Nevertheless, as the young Count's good-nature and easy persuadability were among his best characteristics, he set about complying with Kenyon's request. The latter, in his concealment among the shrubberies, heard him send forth a sort of modulated breath, wild, rude, yet harmonious. It struck the auditor as at once the strangest and the most natural utterance that had ever reached his ears. Any idle boy, it should seem, singing to himself and setting his wordless song to no other or more definite tune than the play of his own pulses, might produce a sound almost identical with this; and yet, it was as individual as a murmur of the breeze. Donatello tried it, over and over again, with many breaks, at first, and pauses of uncertainty; then with more confidence, and a fuller swell, like a wayfarer groping out of obscurity into the light, and moving with freer footsteps as it brightens around him.

Anon, his voice appeared to fill the air, yet not with an obtrusive clangor. The sound was of a murmurous character, soft, attractive, persuasive, friendly. The sculptor fancied that such might have been the original voice and utterance of the natural man, before the sophistication of the human intellect formed what we now call language. In this broad dialect — broad as the sympathies of nature — the human brother might have spoken to his inarticulate brotherhood that prowl the woods, or soar upon the wing, and have been intelligible to such extent as to win their confidence.

The sound had its pathos too. At some of its simple cadences, the tears came quietly into Kenyon's eyes. They welled up slowly from his heart, which was thrilling with an emotion more delightful than he had often felt before, but which he forbore to analyze, lest, if he seized it, it should at once perish in his grasp.

Donatello paused two or three times, and seemed to listen, — then, recommencing, he poured his spirit and life more earnestly into the strain. And finally, — or else the sculptor's hope and imagination deceived him, — soft treads were audible upon the fallen leaves. There was a rustling among the shrubbery; a whir of wings, moreover, that hovered in the air. It may have been all an illusion; but Kenyon fancied that he could distinguish the stealthy, cat-like movement of some small forest citizen, and that he could even see its doubtful shadow, if not really its substance. But, all at once, whatever might be the reason, there ensued a hurried rush and scamper of little feet; and then the sculptor heard a wild, sorrowful cry, and through the crevices of the thicket beheld Donatello fling himself on the ground.

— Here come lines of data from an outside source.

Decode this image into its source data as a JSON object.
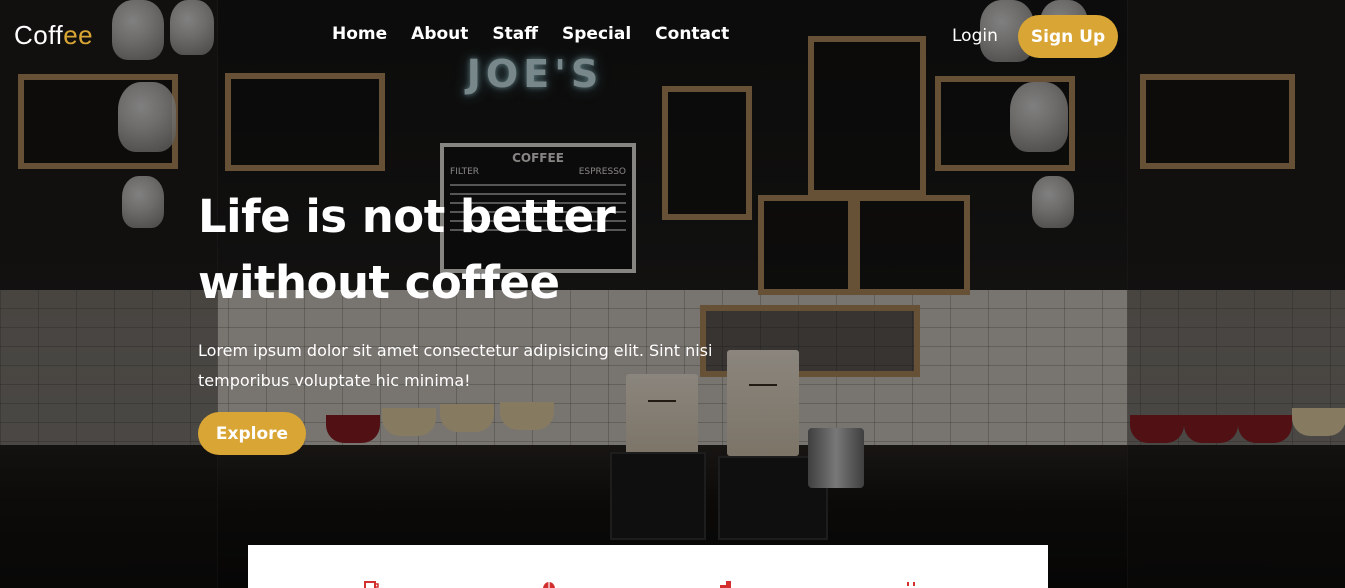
{
  "header": {
    "logo_main": "Coff",
    "logo_accent": "ee",
    "nav": [
      "Home",
      "About",
      "Staff",
      "Special",
      "Contact"
    ],
    "login_label": "Login",
    "signup_label": "Sign Up"
  },
  "background": {
    "sign_text": "JOE'S",
    "menu_board": {
      "title": "COFFEE",
      "col_left": "FILTER",
      "col_right": "ESPRESSO"
    }
  },
  "hero": {
    "title_line1": "Life is not better",
    "title_line2": "without coffee",
    "text": "Lorem ipsum dolor sit amet consectetur adipisicing elit. Sint nisi temporibus voluptate hic minima!",
    "explore_label": "Explore"
  },
  "feature_icons": [
    "coffee-cup-icon",
    "coffee-bean-icon",
    "coffee-maker-icon",
    "coffee-steam-icon"
  ],
  "colors": {
    "accent": "#d9a534",
    "icon_red": "#d32f2f",
    "text": "#ffffff",
    "card": "#ffffff"
  }
}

Emerging from his hiding-place, he saw no living thing, save a brown lizard (it was of the tarantula species) rustling away through the sunshine. To all present appearance, this venomous reptile was the only creature that had responded to the young Count's efforts to renew his intercourse with the lower orders of nature.

“What has happened to you?” exclaimed Kenyon, stooping down over his friend, and wondering at the anguish which he betrayed.

“Death, death!” sobbed Donatello. “They know it!”

He grovelled beside the fountain, in a fit of such passionate sobbing and weeping, that it seemed as if his heart had broken, and spilt its wild sorrows upon the ground. His unrestrained grief and childish tears made Kenyon sensible in how small a degree the customs and restraints of society had really acted upon this young man, in spite of the quietude of his ordinary deportment. In response to his friend's efforts to console him, he murmured words hardly more articulate than the strange chant which he had so recently been breathing into the air.